For organizations, growth is almost always a good thing. But the way rapid growth strains and breaks internal systems and processes is not.
“There are good problems to have when it comes to growth, but they’re problems nonetheless,” said Heather Long, CFO of CapTech, an IT services and consulting company, in a recent converation.
For CapTech, a national expansion threw its issues into sharp relief—which included the significant effort ensuring the accuracy of its financial data and forecasting, inefficient organizational silos, and outdated legacy systems.
“We decided to open four new offices in one year,” said Long. “And we realized that we can’t continue our manual operational systems and processes office by office anymore.”
We spoke to Long about CapTech’s journey moving to one system for managing project workflows and data across her organization. She also discussed the integration process and best practices when implementing an enterprise resource planning (ERP) system.
Can you share more about what CapTech does, and how it operates?
CapTech is a national IT services and consulting company. We just celebrated our 25th anniversary in April and have expertise in technical engineering, customer experience, and data and analytics, among other areas. Headquartered in Richmond, Virginia, we have a physical presence in eight locations across the country and employees in about 35 states.
We’re definitely a technology-first company. The underlying piece of DNA that separates us is that we’re technologists, engineers, and integrators doing cutting-edge and custom work. We also live and die by our core values of being resilient and flexible. This has served us well in adapting over the past couple of years.
How has CapTech grown over 25 years? Were there any issues due to that growth?
There are good problems to have when it comes to growth, but they’re problems nonetheless. If I could name the issue in one word, it’d be “disconnection.” We evolved from a local, mid-Atlantic firm to one with a much larger national reach. Our tools were designed, however, to support an organization with everybody located in one area.

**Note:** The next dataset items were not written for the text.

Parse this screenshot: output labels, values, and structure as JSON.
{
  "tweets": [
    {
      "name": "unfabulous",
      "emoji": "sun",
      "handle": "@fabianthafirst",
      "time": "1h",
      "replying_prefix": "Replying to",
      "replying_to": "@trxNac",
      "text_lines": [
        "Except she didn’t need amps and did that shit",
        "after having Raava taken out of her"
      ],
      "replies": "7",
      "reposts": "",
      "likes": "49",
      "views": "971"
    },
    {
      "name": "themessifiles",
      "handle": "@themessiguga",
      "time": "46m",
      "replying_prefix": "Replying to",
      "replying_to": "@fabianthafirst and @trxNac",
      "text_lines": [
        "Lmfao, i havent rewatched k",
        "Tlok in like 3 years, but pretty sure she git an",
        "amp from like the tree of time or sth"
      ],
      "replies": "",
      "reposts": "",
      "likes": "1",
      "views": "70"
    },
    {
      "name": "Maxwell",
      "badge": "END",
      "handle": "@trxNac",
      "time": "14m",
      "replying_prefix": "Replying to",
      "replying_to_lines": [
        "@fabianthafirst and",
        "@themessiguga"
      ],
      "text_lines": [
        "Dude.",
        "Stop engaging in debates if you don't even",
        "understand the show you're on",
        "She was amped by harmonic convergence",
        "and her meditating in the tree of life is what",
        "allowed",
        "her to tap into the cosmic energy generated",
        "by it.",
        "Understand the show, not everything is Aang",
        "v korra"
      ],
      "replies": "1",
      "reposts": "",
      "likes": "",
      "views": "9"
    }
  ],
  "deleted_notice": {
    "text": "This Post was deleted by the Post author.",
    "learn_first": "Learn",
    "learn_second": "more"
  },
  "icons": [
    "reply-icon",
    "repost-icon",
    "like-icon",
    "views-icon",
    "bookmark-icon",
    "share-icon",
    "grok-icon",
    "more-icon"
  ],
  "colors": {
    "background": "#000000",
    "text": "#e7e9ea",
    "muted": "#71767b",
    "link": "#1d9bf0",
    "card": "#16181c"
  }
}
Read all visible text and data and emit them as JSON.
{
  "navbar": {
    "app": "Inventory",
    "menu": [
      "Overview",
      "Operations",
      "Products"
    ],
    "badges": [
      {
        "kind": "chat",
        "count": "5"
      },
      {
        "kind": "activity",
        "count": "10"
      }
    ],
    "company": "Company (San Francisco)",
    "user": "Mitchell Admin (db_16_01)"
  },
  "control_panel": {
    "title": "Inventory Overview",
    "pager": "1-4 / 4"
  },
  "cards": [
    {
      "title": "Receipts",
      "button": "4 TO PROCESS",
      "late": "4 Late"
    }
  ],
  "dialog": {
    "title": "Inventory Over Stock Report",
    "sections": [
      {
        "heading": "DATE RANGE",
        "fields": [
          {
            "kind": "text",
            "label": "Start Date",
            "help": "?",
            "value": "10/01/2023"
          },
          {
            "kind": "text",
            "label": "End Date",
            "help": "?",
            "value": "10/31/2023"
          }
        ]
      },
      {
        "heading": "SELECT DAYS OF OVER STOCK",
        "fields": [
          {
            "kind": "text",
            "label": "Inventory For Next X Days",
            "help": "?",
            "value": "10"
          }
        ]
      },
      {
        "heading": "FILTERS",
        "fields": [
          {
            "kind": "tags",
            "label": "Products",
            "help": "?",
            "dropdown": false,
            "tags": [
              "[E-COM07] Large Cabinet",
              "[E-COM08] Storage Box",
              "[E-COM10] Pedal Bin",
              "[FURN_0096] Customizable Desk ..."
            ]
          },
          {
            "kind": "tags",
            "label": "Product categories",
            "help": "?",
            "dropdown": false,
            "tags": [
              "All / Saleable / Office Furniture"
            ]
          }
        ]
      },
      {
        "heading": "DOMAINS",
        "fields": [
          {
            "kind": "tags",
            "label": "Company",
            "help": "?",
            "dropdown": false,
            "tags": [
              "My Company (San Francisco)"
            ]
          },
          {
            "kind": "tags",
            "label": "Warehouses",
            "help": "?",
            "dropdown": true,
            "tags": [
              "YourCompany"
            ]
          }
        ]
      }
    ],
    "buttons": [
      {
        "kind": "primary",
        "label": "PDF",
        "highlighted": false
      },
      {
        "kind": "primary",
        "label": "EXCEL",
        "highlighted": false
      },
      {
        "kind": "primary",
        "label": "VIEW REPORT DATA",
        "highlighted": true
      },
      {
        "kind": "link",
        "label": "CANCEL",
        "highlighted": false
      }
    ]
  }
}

Prior to Workday, the time spent verifying data was challenging. Our HR systems were separate and distinct from other areas of the company, such as financial, payroll, and operations. We all had our own data and our own methodologies for calculating different metrics and tracking different performance values. We did a lot of things manually, including HR processes. We kept stuff in SharePoint, Excel files, and Word documents.
We couldn’t move faster because our tools required manual inputs. Even simple things became an issue. We spent the majority of our time making sure data was correct across multiple tools and systems.
We couldn’t help the organization determine what that data meant across silos so it could make real-time decisions. There had to be a better way.
Was there a specific impetus to begin looking for solutions?
We decided to open four new offices in one year. And we realized that we can’t continue our manual operational systems and processes office by office anymore. We can’t run performance processes for employees in Denver, Atlanta, and other places without an actual tool to help us connect and run the business. As we rapidly expanded, things became even more complex—keeping things simple became harder.
As we’re a services organization where people are your product, we needed an enterprise system that was fully integrated end to end so that the people, information, and governance processes were married to the financial and project processes. We looked at the full competitive landscape and realized that a single solution was the best scalable platform for growth.
We eventually selected Workday because of the architecture. We liked the single solution, but we homed in on the architecture most of all. I could also visualize where I wanted to go from a reporting point of view for different dimensions of our business.